Plötzlich kam Bewegung in die Verhandlungen, und in nur einer Woche Anfang Oktober änderte sich alles. Am Montag, den 3. Oktober 2022, stellte US-Unterhändler Hochstein beiden Seiten seinen vorläufigen Textentwurf einer Vereinbarung zu. Der Libanon stimmte grundsätzlich zu, und der Text ging mit Anmerkungen versehen zurück an Hochstein, der alles an Israel weiterleitete. Am Donnerstag, den 6. Oktober 2022, befasste sich das israelische Sicherheitskabinett mehr als drei Stunden mit den Texten. Während man dem Hochstein-Entwurf grundsätzlich zustimmte, wurden die Anmerkungen des Libanons zurückgewiesen.

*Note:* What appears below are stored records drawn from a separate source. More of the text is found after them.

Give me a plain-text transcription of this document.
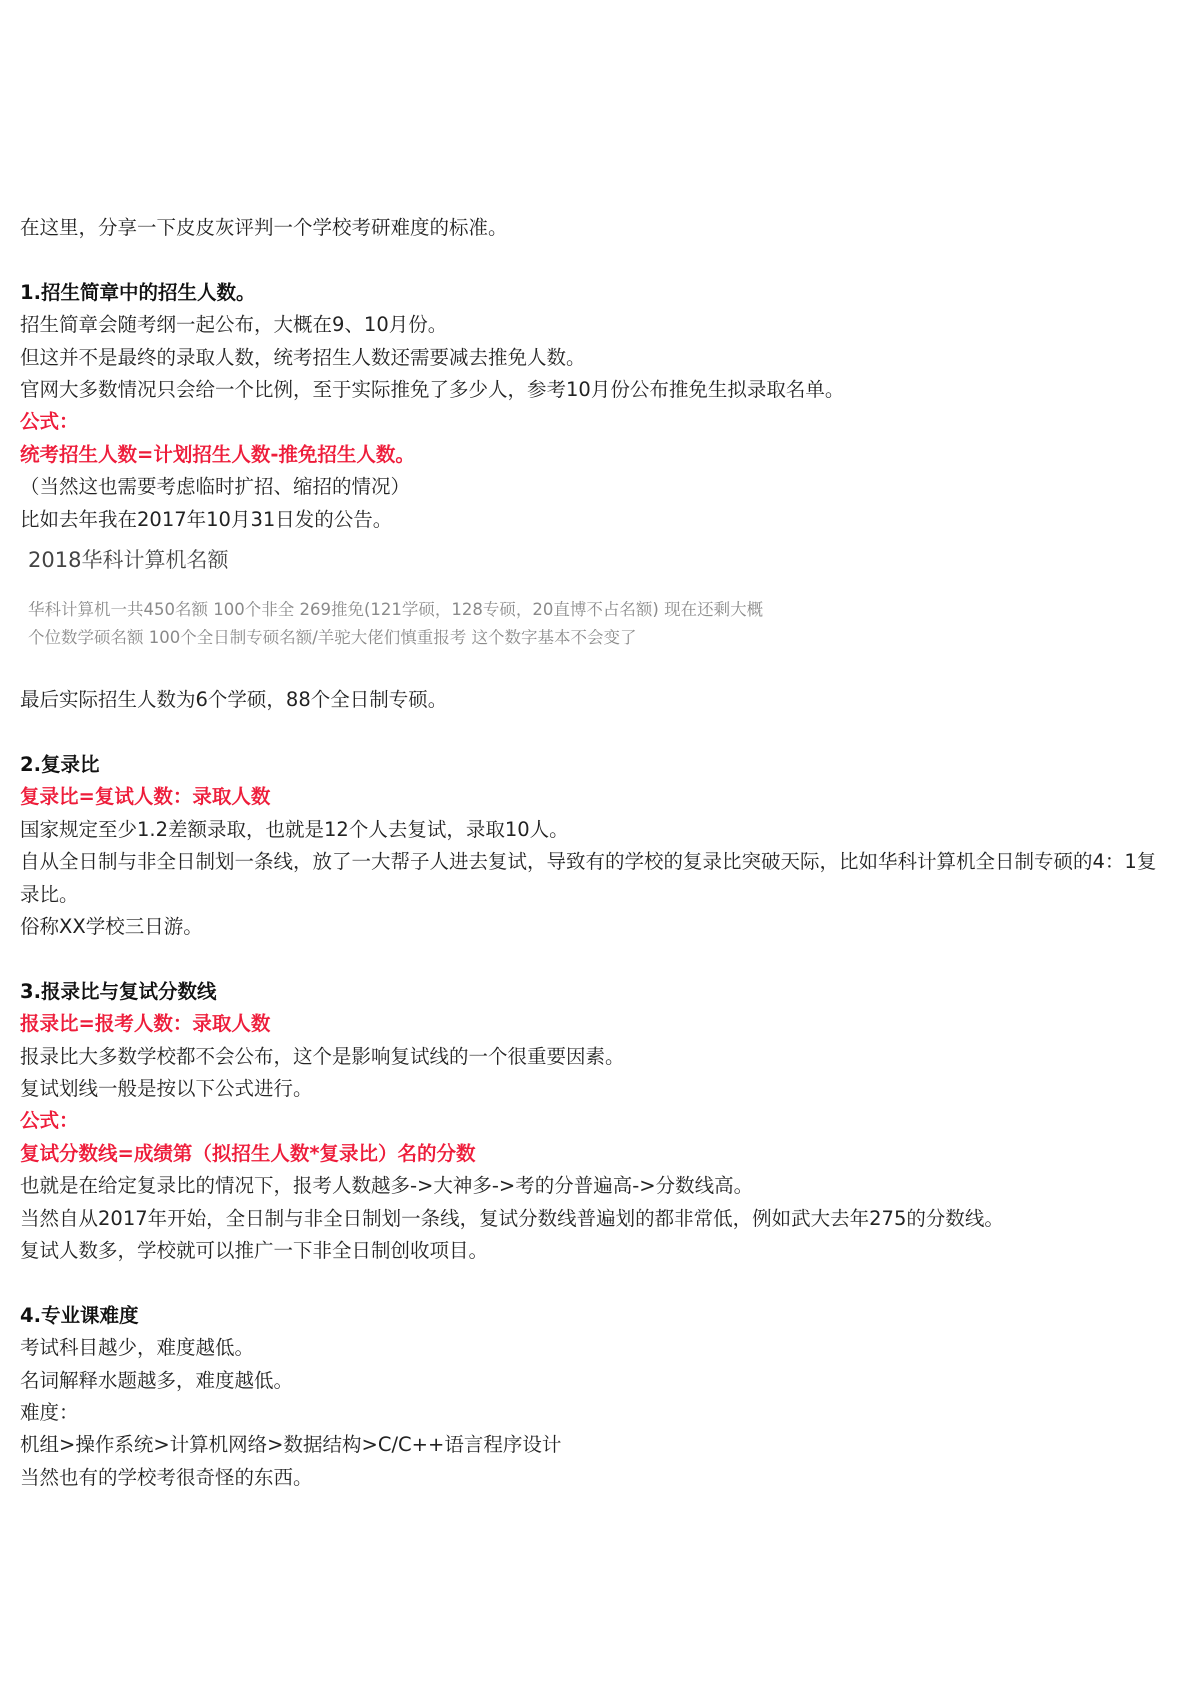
在这里，分享一下皮皮灰评判一个学校考研难度的标准。
1.招生简章中的招生人数。
招生简章会随考纲一起公布，大概在9、10月份。
但这并不是最终的录取人数，统考招生人数还需要减去推免人数。
官网大多数情况只会给一个比例，至于实际推免了多少人，参考10月份公布推免生拟录取名单。
公式：
统考招生人数=计划招生人数-推免招生人数。
（当然这也需要考虑临时扩招、缩招的情况）
比如去年我在2017年10月31日发的公告。
2018华科计算机名额
华科计算机一共450名额 100个非全 269推免(121学硕，128专硕，20直博不占名额) 现在还剩大概
个位数学硕名额 100个全日制专硕名额/羊驼大佬们慎重报考 这个数字基本不会变了
最后实际招生人数为6个学硕，88个全日制专硕。
2.复录比
复录比=复试人数：录取人数
国家规定至少1.2差额录取，也就是12个人去复试，录取10人。
自从全日制与非全日制划一条线，放了一大帮子人进去复试，导致有的学校的复录比突破天际，比如华科计算机全日制专硕的4：1复录比。
俗称XX学校三日游。
3.报录比与复试分数线
报录比=报考人数：录取人数
报录比大多数学校都不会公布，这个是影响复试线的一个很重要因素。
复试划线一般是按以下公式进行。
公式：
复试分数线=成绩第（拟招生人数*复录比）名的分数
也就是在给定复录比的情况下，报考人数越多->大神多->考的分普遍高->分数线高。
当然自从2017年开始，全日制与非全日制划一条线，复试分数线普遍划的都非常低，例如武大去年275的分数线。
复试人数多，学校就可以推广一下非全日制创收项目。
4.专业课难度
考试科目越少，难度越低。
名词解释水题越多，难度越低。
难度：
机组>操作系统>计算机网络>数据结构>C/C++语言程序设计
当然也有的学校考很奇怪的东西。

Begründet wurde die Ablehnung damit, dass die Forderungen des Libanons die von Israel gezogenen roten Linien für die Sicherheit des Landes überschritten, hieß es. Israel werde den Forderungen nicht zustimmen, auch wenn es keine Vereinbarung geben sollte. Uneinigkeit bestand weiter über den genauen Verlauf der Abgrenzung der jeweiligen Wirtschaftszonen und wer wie und unter welchen Bedingungen im Qana-Gasfeld arbeiten dürfe. Israel bestand zudem auf der Markierung einer Sicherheitszone mit Bojen. Umstritten blieb auch die Form einer endgültigen Vereinbarung.
Gasförderung im östlichen Mittelmeer: Spielball im israelischen Wahlkampf
Tatsächlich war die Sache zum Wahlkampfthema in Israel geworden und sorgte für heftige Auseinandersetzungen. Die Wahlen sollen am 1. November stattfinden. Benjamin Netanjahu, der erneut antritt, warf dem Interims-Ministerpräsidenten Jair Lapid vor, die nationalen Interessen aufzugeben. Lapid sei vor den Drohungen der Hisbollah eingeknickt – das bedeute einen Sieg Irans, und Netanjahu werde dies niemals zulassen. Sollte eine Vereinbarung mit dem Libanon unterzeichnet werden, werde er sich nicht daran halten.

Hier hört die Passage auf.